Trainspotting: Commuting with London’s finest

Trainspotting: Commuting with London’s finest

Since arriving in London, my greatest source of entertainment has fallen among the seats, aisles, hustle and bustle of the local public transport system.

Not only do the trains, buses and ferries transport London’s swankiest and most affluent business-people, but they also carry every artsy student, senior citizen and down-and-out ruffian around. No gender, age, nor race takes precedence – it’s a beautifully diverse mix of people – all pulsing through the same exciting city.

With this many people on every commute – I was bound to witness a weirdo or two and overhear a few conversations. I thought I’d share my highlights with you:

1. Indian Daniel Radcliffe

If Bollywood ever wanted to make a wizarding film series, I know just the boy wizard for the job. He was a spitting image of D-Rad, dressed very smartly, with a bluetooth headset. I later discovered that his headset was actually just blaring 90s RnB into his ear, encouraging him to sing. Out loud. With feeling.

2. Sushi lady

I don’t think that eating on public transport is exactly disallowed, but it’s generally frowned upon. And I can see why, after witnessing the hilarity of Sushi lady, who squirted soy sauce all over her lap as the bus hurtled over numerous speed humps from Greenwich to Blackheath. Pretty funny, and particularly entertaining when she decided to have a go at the chopsticks too.

3. Pineapple express

Two girls were having a heated conversation about good-for-nothing boys. One was deeply concerned about her friend’s boyfriend situation. “Like, does he even know you like pineapple on your pizza?” Let me tell you something ladies – drop that homie immediately, if he doesn’t. The nerve.


4. Blindman Boris

I want to know why no one has told this old guy that he can zoom in on his ipad with his fingers? There were literal foggy breath marks on his screen. And at one point, his nose turned the page. (Actual sneaky photo of aforementioned old guy.)

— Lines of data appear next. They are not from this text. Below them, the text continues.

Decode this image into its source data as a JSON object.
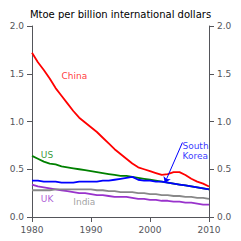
{
  "chart_data": {
    "type": "line",
    "title": "Mtoe per billion international dollars",
    "x": [
      1980,
      1981,
      1982,
      1983,
      1984,
      1985,
      1986,
      1987,
      1988,
      1989,
      1990,
      1991,
      1992,
      1993,
      1994,
      1995,
      1996,
      1997,
      1998,
      1999,
      2000,
      2001,
      2002,
      2003,
      2004,
      2005,
      2006,
      2007,
      2008,
      2009,
      2010
    ],
    "series": [
      {
        "color": "#ff0000",
        "values": [
          1.72,
          1.62,
          1.54,
          1.45,
          1.35,
          1.27,
          1.19,
          1.11,
          1.04,
          0.99,
          0.94,
          0.89,
          0.83,
          0.77,
          0.71,
          0.66,
          0.61,
          0.56,
          0.52,
          0.5,
          0.48,
          0.46,
          0.44,
          0.45,
          0.47,
          0.47,
          0.44,
          0.4,
          0.37,
          0.35,
          0.32
        ]
      },
      {
        "color": "#008000",
        "values": [
          0.64,
          0.61,
          0.58,
          0.56,
          0.55,
          0.53,
          0.52,
          0.51,
          0.5,
          0.49,
          0.48,
          0.47,
          0.46,
          0.45,
          0.44,
          0.43,
          0.43,
          0.42,
          0.41,
          0.4,
          0.39,
          0.38,
          0.37,
          0.36,
          0.35,
          0.34,
          0.33,
          0.32,
          0.31,
          0.3,
          0.29
        ]
      },
      {
        "color": "#9933cc",
        "values": [
          0.34,
          0.32,
          0.31,
          0.3,
          0.29,
          0.28,
          0.27,
          0.26,
          0.25,
          0.25,
          0.24,
          0.23,
          0.23,
          0.22,
          0.21,
          0.21,
          0.21,
          0.2,
          0.19,
          0.19,
          0.18,
          0.18,
          0.17,
          0.17,
          0.16,
          0.16,
          0.15,
          0.15,
          0.14,
          0.13,
          0.13
        ]
      },
      {
        "color": "#888888",
        "values": [
          0.28,
          0.28,
          0.28,
          0.28,
          0.29,
          0.29,
          0.29,
          0.29,
          0.29,
          0.29,
          0.29,
          0.28,
          0.28,
          0.27,
          0.27,
          0.26,
          0.26,
          0.26,
          0.25,
          0.25,
          0.24,
          0.24,
          0.23,
          0.23,
          0.22,
          0.22,
          0.21,
          0.21,
          0.2,
          0.2,
          0.19
        ]
      },
      {
        "color": "#0000ff",
        "values": [
          0.38,
          0.38,
          0.37,
          0.37,
          0.37,
          0.36,
          0.36,
          0.36,
          0.37,
          0.37,
          0.37,
          0.37,
          0.38,
          0.38,
          0.39,
          0.4,
          0.41,
          0.42,
          0.39,
          0.38,
          0.38,
          0.37,
          0.37,
          0.36,
          0.35,
          0.34,
          0.33,
          0.32,
          0.31,
          0.3,
          0.29
        ]
      }
    ],
    "xlim": [
      1980,
      2010
    ],
    "xticks": [
      1980,
      1990,
      2000,
      2010
    ],
    "ylim": [
      0.0,
      2.0
    ],
    "yticks": [
      {
        "value": 0,
        "label": "0.0"
      },
      0.5,
      {
        "value": 1,
        "label": "1.0"
      },
      1.5,
      {
        "value": 2,
        "label": "2.0"
      }
    ],
    "y2lim": [
      0.0,
      2.0
    ],
    "y2ticks": [
      {
        "value": 0,
        "label": "0.0"
      },
      0.5,
      {
        "value": 1,
        "label": "1.0"
      },
      1.5,
      {
        "value": 2,
        "label": "2.0"
      }
    ],
    "grid": false,
    "annotations": [
      {
        "text": "China",
        "x": 1985,
        "y": 1.42,
        "color": "#ff0000"
      },
      {
        "text": "US",
        "x": 1981.5,
        "y": 0.6,
        "color": "#008000"
      },
      {
        "text": "UK",
        "x": 1981.5,
        "y": 0.14,
        "color": "#9933cc"
      },
      {
        "text": "India",
        "x": 1987,
        "y": 0.105,
        "color": "#888888"
      },
      {
        "text": "South\nKorea",
        "x": 2005.5,
        "y": 0.8,
        "color": "#0000ff",
        "arrow_from": [
          2005.5,
          0.78
        ],
        "arrow_to": [
          2002.5,
          0.355
        ]
      }
    ]
  }
}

5. The wheels on the bus go f*@ yourself!

Angry preggie lady VS no-nonsense builder. Who will throw the first punch, when no commuters will move further into the bus to make space? First vocal punch comes from preggie lady, who announces that she is seatless and, in fact, “PREGNANT! – I AM PREGNANT AND HAVE NO SEAT. MOOOVE DOWN.” No-nonsense builder is having none of this, and retorts (in the finest cockney accent I’ve heard so far) with a detailed explanation of why she should not have boarded the busy bus in the first place. “THERE ARE SAFETY REGULATIONS, LUV.” Many, loud unpleasantries are exchanged, a baby starts to cry, I sink into the shadows behind my packet of spring onions, and an old lady with a bad hip finally gives up her seat. Credits roll.



I have no doubt that there will most definitely be a second instalment of this post.